FORM 8-K

 

 

UNITED STATES

SECURITIES AND EXCHANGE COMMISSION

Washington, D.C. 20549

 

 

Form 8-K

 

 

Current Report

Pursuant to Section 13 or 15(d) of the Securities Exchange Act of 1934

Date of Report (Date of earliest event reported): September 12, 2012

 

 

Natus Medical Incorporated

(Exact name of registrant as specified in its charter)

 

 

 

Delaware   000-33001   77-0154833

(State or other jurisdiction

of incorporation)

 

(Commission

File Number)

 

(I.R.S. Employer

Identification No.)

1501 Industrial Road

San Carlos, CA 94070

(Address of principal executive offices, with zip code)

650-802-0400

(Registrant’s telephone number, including area code)

 

 

Check the appropriate box below if the Form 8-K filing is intended to simultaneously satisfy the filing obligation of the registrant under any of the following provisions (see General Instruction A.2. below):

 

¨ Written communications pursuant to Rule 425 under the Securities Act (17 CFR 230.425)

 

¨ Soliciting material pursuant to Rule 14a-12 under the Exchange Act (17 CFR 240.14a-12)

 

¨ Pre-commencement communications pursuant to Rule 14d-2(b) under the Exchange Act (17 CFR 240.14d-2(b))

 

¨ Pre-commencement communications pursuant to Rule 13e-4(c) under the Exchange Act (17 CFR 240.13e-4(c))

 

 

 


Item 5.03 Amendments to Articles of Incorporation or Bylaws; Change in Fiscal Year

At the 2012 Annual Meeting of Stockholders of Natus Medical Incorporated (the “Company”) held on June 8, 2012, the Company’s stockholders, upon recommendation of the Company’s Board of Directors, approved an amendment (the “Amendment”) to the Company’s Amended and Restated Certificate of Incorporation (the “Restated Certificate”) to eliminate the required supermajority vote of the Company’s stockholders to approve certain amendments to the Company’s Restated Certificate and to replace such supermajority vote with a majority vote of the Company’s stockholders instead. The Amendment is described in more detail as Proposal No. 4 in the Company’s definitive proxy statement filed with the Securities and Exchange Commission on April 23, 2012. On September 12, 2012, the Company filed a Certificate of Amendment of the Restated Certificate of the Company with the Delaware Secretary of State to effect the Amendment, which became effective on September 12, 2012.

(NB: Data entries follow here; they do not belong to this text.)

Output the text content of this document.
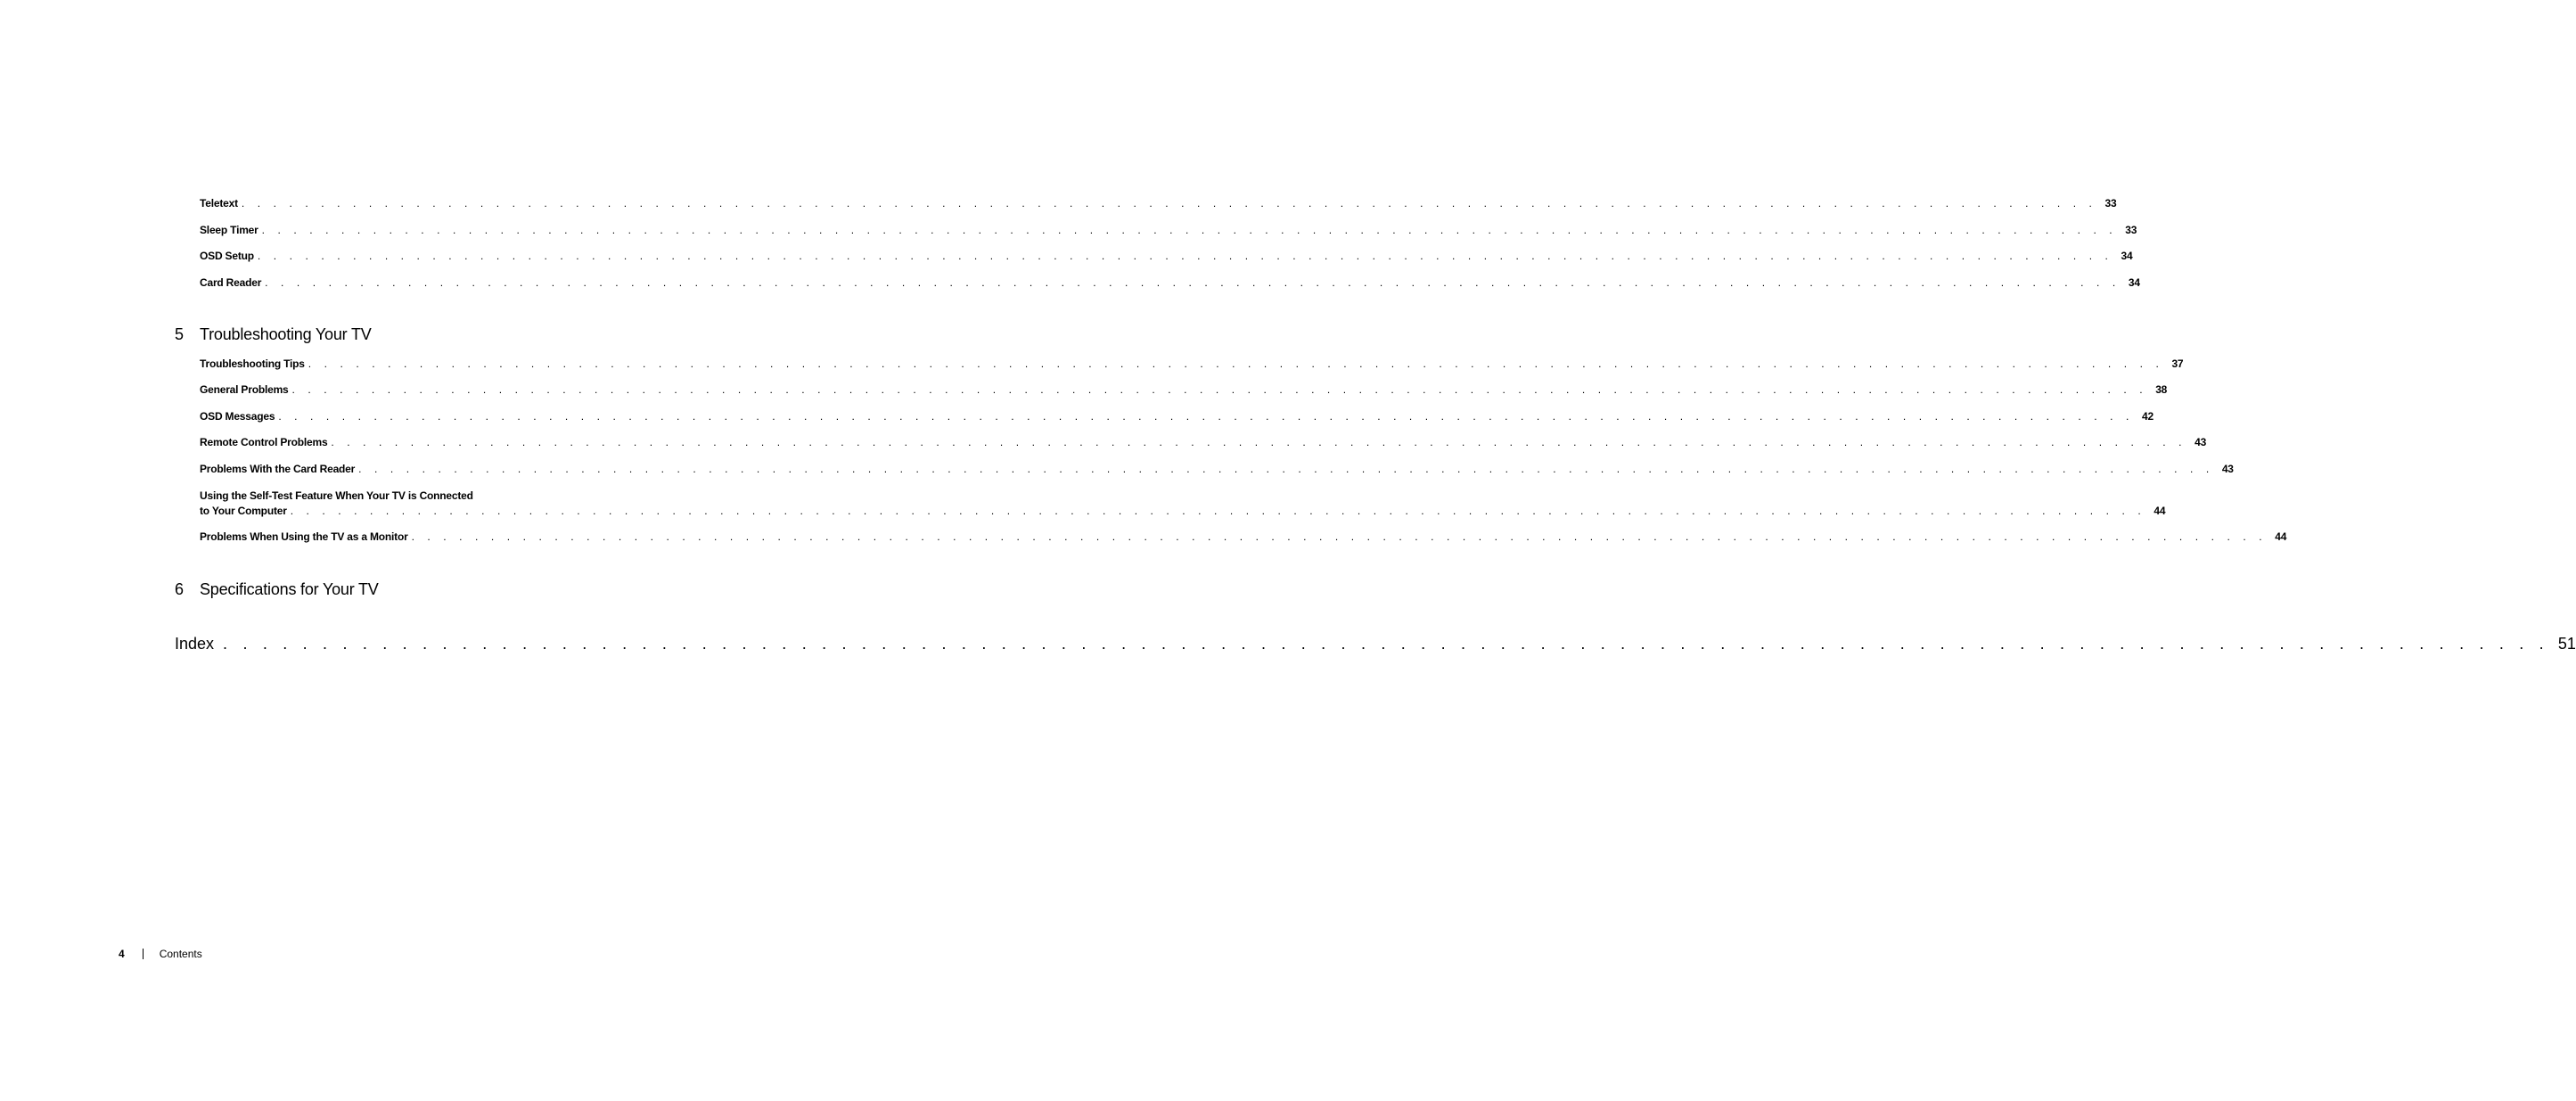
Teletext . . . . . . . . . . . . . . . . . . . . . . . . . . . . . . . . . . . . . . . . . . . . . . . . . . . . . . . . . . . . . . . . . . . . . . . . . . . . . . . . . . . . . . . . . . . . . . . . . . . . . . . . . . . . . . . . . . . . . 33
Sleep Timer . . . . . . . . . . . . . . . . . . . . . . . . . . . . . . . . . . . . . . . . . . . . . . . . . . . . . . . . . . . . . . . . . . . . . . . . . . . . . . . . . . . . . . . . . . . . . . . . . . . . . . . . . . . . . . . . . . . . . 33
OSD Setup . . . . . . . . . . . . . . . . . . . . . . . . . . . . . . . . . . . . . . . . . . . . . . . . . . . . . . . . . . . . . . . . . . . . . . . . . . . . . . . . . . . . . . . . . . . . . . . . . . . . . . . . . . . . . . . . . . . . . 34
Card Reader . . . . . . . . . . . . . . . . . . . . . . . . . . . . . . . . . . . . . . . . . . . . . . . . . . . . . . . . . . . . . . . . . . . . . . . . . . . . . . . . . . . . . . . . . . . . . . . . . . . . . . . . . . . . . . . . . . . . . 34
5 Troubleshooting Your TV
Troubleshooting Tips . . . . . . . . . . . . . . . . . . . . . . . . . . . . . . . . . . . . . . . . . . . . . . . . . . . . . . . . . . . . . . . . . . . . . . . . . . . . . . . . . . . . . . . . . . . . . . . . . . . . . . . . . . . . . . . . . . . . . 37
General Problems . . . . . . . . . . . . . . . . . . . . . . . . . . . . . . . . . . . . . . . . . . . . . . . . . . . . . . . . . . . . . . . . . . . . . . . . . . . . . . . . . . . . . . . . . . . . . . . . . . . . . . . . . . . . . . . . . . . . . 38
OSD Messages . . . . . . . . . . . . . . . . . . . . . . . . . . . . . . . . . . . . . . . . . . . . . . . . . . . . . . . . . . . . . . . . . . . . . . . . . . . . . . . . . . . . . . . . . . . . . . . . . . . . . . . . . . . . . . . . . . . . . 42
Remote Control Problems . . . . . . . . . . . . . . . . . . . . . . . . . . . . . . . . . . . . . . . . . . . . . . . . . . . . . . . . . . . . . . . . . . . . . . . . . . . . . . . . . . . . . . . . . . . . . . . . . . . . . . . . . . . . . . . . . . . . . 43
Problems With the Card Reader . . . . . . . . . . . . . . . . . . . . . . . . . . . . . . . . . . . . . . . . . . . . . . . . . . . . . . . . . . . . . . . . . . . . . . . . . . . . . . . . . . . . . . . . . . . . . . . . . . . . . . . . . . . . . . . . . . . . . 43
Using the Self-Test Feature When Your TV is Connected
to Your Computer . . . . . . . . . . . . . . . . . . . . . . . . . . . . . . . . . . . . . . . . . . . . . . . . . . . . . . . . . . . . . . . . . . . . . . . . . . . . . . . . . . . . . . . . . . . . . . . . . . . . . . . . . . . . . . . . . . . . . 44
Problems When Using the TV as a Monitor . . . . . . . . . . . . . . . . . . . . . . . . . . . . . . . . . . . . . . . . . . . . . . . . . . . . . . . . . . . . . . . . . . . . . . . . . . . . . . . . . . . . . . . . . . . . . . . . . . . . . . . . . . . . . . . . . . . . . 44
6 Specifications for Your TV
Index . . . . . . . . . . . . . . . . . . . . . . . . . . . . . . . . . . . . . . . . . . . . . . . . . . . . . . . . . . . . . . . . . . . . . . . . . . . . . . . . . . . . . . . . . . . . . . . . . . . . . . . . . . . . . . . . . . . . . 51
4	Contents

The foregoing description of the Certificate does not purport to be complete and is qualified in its entirety by reference to the Certificate attached hereto as Exhibit 3.1.

Item 9.01 Financial Statements and Exhibits

(d) Exhibits.

 

Exhibit
No.

  

Description

3.1    Certificate of Amendment of the Amended and Restated Certificate of Incorporation of the Company, as filed with the Delaware Secretary of State on September 12, 2012.


SIGNATURES

Pursuant to the requirements of the Securities Exchange Act of 1934, the registrant has duly caused this report to be signed on its behalf by the undersigned hereunto duly authorized.

 

NATUS MEDICAL INCORPORATED

(Registrant)

By:   /s/ Steven J. Murphy
 

Steven J. Murphy

Vice President Finance and Chief Financial Officer

Dated: September 13, 2012


Exhibit Index

 

Exhibit
No.

  

Description

3.1    Certificate of Amendment of the Amended and Restated Certificate of Incorporation of the Company, as filed with the Delaware Secretary of State on September 12, 2012.